Give an example of a group with 105 elements

Answer 1

Since 105 = 3*5*7
we can get a group of 105 elements
by taking Z_3 x Z_5 X Z_7.
The direct product of these 3 cyclic groups gives
a group with 105 elements.
We can also write all this additively
and use the direct sum instead of the direct product.
An actual group with 105 elements is
the group of integers mod 105 under addition.

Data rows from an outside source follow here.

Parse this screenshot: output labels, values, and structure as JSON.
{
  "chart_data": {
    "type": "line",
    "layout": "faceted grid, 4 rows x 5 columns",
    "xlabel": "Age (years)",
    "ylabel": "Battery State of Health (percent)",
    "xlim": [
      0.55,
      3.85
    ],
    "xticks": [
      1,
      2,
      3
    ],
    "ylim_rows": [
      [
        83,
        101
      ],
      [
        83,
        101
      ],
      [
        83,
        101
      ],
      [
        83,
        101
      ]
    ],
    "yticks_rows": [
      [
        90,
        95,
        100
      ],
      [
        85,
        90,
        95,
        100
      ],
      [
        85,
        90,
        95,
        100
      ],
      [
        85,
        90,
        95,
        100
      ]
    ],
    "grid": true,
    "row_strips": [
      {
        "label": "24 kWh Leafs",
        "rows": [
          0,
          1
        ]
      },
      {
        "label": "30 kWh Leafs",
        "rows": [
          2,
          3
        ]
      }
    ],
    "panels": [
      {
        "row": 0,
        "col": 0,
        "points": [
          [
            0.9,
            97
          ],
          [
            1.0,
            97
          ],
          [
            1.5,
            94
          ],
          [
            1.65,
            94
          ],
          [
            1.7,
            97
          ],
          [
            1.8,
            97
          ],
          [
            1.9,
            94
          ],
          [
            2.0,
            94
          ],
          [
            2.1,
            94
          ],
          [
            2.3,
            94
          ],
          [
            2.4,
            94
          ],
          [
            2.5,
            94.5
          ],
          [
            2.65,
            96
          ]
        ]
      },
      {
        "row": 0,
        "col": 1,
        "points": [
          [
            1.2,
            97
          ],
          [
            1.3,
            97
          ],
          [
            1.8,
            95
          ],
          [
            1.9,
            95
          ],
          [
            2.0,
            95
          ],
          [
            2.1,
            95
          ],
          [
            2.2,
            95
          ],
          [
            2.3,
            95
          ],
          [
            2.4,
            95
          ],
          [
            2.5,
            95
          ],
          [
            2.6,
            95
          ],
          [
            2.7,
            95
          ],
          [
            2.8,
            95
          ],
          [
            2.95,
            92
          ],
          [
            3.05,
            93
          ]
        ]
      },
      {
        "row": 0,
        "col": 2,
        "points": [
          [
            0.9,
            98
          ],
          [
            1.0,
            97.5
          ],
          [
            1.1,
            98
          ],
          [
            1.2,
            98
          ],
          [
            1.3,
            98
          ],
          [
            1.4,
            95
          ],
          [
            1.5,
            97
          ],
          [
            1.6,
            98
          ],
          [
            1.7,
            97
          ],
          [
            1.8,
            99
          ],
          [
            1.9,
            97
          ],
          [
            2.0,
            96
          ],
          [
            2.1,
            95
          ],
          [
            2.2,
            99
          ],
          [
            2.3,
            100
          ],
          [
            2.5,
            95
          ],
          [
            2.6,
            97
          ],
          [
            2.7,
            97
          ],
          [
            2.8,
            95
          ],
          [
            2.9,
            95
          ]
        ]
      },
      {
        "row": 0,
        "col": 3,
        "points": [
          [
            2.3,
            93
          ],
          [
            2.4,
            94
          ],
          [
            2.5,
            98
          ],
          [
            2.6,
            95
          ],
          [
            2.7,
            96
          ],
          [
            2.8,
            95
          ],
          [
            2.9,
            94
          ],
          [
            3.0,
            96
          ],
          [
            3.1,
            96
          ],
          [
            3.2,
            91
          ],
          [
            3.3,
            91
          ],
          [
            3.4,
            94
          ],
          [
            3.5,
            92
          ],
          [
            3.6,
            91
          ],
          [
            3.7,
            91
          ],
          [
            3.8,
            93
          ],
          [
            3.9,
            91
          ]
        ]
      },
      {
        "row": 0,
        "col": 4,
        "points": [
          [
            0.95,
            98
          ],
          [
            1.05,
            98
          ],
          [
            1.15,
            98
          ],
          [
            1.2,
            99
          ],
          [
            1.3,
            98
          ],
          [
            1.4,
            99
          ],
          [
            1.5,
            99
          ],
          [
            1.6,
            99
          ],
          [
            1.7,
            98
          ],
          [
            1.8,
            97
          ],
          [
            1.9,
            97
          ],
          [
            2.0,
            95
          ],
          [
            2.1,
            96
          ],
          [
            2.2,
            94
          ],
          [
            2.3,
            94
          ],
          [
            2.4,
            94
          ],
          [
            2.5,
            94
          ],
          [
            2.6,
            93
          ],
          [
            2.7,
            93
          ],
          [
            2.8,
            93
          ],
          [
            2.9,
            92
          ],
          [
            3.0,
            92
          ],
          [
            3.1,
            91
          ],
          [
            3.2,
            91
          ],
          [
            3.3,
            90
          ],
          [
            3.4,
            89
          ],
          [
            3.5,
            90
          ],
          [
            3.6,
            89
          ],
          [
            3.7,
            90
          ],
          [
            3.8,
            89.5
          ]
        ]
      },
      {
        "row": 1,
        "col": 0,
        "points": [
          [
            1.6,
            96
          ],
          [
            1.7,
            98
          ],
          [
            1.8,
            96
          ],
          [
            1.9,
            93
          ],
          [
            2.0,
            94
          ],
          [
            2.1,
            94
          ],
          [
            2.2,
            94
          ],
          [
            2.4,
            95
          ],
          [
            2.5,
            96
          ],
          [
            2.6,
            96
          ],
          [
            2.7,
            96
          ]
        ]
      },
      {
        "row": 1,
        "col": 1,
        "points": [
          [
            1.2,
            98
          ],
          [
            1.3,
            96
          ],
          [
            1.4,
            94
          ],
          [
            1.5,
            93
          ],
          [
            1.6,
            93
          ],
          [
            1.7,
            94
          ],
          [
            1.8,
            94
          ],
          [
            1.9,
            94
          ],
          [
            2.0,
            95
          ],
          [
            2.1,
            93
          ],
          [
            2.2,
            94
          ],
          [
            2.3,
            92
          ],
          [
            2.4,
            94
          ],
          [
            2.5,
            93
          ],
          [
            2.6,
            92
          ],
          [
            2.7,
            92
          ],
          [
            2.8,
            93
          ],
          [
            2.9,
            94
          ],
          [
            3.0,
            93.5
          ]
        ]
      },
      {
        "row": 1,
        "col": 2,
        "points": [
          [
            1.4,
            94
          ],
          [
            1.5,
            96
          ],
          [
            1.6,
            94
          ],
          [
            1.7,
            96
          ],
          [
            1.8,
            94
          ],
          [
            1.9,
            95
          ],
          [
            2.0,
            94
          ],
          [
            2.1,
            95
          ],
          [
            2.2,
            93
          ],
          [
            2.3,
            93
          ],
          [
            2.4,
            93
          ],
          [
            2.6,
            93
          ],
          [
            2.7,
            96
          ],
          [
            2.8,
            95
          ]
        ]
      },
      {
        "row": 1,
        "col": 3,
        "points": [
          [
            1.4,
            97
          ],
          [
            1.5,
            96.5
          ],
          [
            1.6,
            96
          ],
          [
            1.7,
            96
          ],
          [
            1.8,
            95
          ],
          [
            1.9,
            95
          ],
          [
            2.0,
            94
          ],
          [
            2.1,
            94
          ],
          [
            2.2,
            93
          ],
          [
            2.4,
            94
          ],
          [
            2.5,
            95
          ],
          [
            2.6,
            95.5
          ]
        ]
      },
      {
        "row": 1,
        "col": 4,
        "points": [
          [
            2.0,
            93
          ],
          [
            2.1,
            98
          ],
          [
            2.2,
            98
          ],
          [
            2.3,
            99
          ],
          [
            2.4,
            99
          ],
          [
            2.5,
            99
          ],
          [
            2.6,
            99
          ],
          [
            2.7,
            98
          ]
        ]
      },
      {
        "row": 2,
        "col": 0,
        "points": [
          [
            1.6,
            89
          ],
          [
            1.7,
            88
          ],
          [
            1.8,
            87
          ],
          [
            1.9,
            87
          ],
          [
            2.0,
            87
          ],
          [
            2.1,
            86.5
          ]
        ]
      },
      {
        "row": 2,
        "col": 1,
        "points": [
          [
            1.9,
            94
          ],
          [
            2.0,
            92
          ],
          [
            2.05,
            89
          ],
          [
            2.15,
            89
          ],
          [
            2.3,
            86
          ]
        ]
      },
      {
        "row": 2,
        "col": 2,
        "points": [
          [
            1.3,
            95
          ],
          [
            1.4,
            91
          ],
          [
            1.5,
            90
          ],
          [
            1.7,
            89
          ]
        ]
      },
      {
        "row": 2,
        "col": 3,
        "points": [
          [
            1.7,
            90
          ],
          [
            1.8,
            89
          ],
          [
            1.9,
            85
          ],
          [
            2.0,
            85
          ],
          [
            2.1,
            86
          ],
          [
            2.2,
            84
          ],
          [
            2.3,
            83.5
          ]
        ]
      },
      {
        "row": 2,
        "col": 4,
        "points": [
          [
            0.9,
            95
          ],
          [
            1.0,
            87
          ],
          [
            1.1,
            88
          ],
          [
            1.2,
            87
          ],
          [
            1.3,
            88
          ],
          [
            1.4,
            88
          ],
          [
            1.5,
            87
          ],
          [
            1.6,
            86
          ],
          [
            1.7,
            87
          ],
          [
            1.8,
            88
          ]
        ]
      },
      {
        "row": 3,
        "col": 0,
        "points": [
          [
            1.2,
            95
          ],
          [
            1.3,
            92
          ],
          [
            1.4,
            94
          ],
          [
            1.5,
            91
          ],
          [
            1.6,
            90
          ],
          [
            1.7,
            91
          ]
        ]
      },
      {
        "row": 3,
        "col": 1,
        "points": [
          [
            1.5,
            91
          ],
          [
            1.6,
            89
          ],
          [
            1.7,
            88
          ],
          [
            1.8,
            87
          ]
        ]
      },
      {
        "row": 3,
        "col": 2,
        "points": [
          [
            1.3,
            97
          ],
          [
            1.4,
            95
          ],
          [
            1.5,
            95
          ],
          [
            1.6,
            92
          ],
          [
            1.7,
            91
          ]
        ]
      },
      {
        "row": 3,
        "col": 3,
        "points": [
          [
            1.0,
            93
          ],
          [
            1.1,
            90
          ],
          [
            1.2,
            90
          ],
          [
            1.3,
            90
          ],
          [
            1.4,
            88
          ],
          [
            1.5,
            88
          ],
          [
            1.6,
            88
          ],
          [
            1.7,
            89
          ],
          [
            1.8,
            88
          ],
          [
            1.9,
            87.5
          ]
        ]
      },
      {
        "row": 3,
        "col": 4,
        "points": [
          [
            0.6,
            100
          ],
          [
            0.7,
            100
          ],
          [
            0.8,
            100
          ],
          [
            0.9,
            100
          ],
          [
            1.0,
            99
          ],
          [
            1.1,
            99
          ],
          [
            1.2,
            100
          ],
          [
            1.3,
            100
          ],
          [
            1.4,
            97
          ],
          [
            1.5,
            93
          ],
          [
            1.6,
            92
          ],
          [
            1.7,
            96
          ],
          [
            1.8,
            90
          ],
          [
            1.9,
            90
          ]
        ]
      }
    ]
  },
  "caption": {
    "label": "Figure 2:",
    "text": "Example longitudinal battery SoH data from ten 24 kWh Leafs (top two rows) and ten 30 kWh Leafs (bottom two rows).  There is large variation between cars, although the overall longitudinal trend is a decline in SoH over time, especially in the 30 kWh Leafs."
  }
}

Now you need 2 groups with 44 elements.
Same idea. Also, I'll give you a way
of getting a concrete example of a group with 44 elements.
Note that 44 = 2²*11
So we can get a group with 44 elements
by taking either Z_4 x Z*_11, the direct
product of cyclic groups of orders 4 and 11
or Z_2 x Z_2 x Z_11, the direct product of a
Klein 4 group with a cyclic group of order 11.
Here is a way to get a concrete example of one
of these groups.
Consider the group U_92, the group of reduced
residues mod 92. The order of U_n is φ(n),
where φ(n) is Euler's φ function, the number
of whole numbers less than n and relatively prime to n.
But φ(92) = φ(4) * φ(23) = 2*22 = 44.
Since this group is abelian(all the U_n are)
I computed the order of every element of U_92 with PARI
and found that every element had order 1, 2, 11 or 22.
So there is no element of order 4 and U_92
must be isomorphic to Z_2 x Z_2 x Z_11.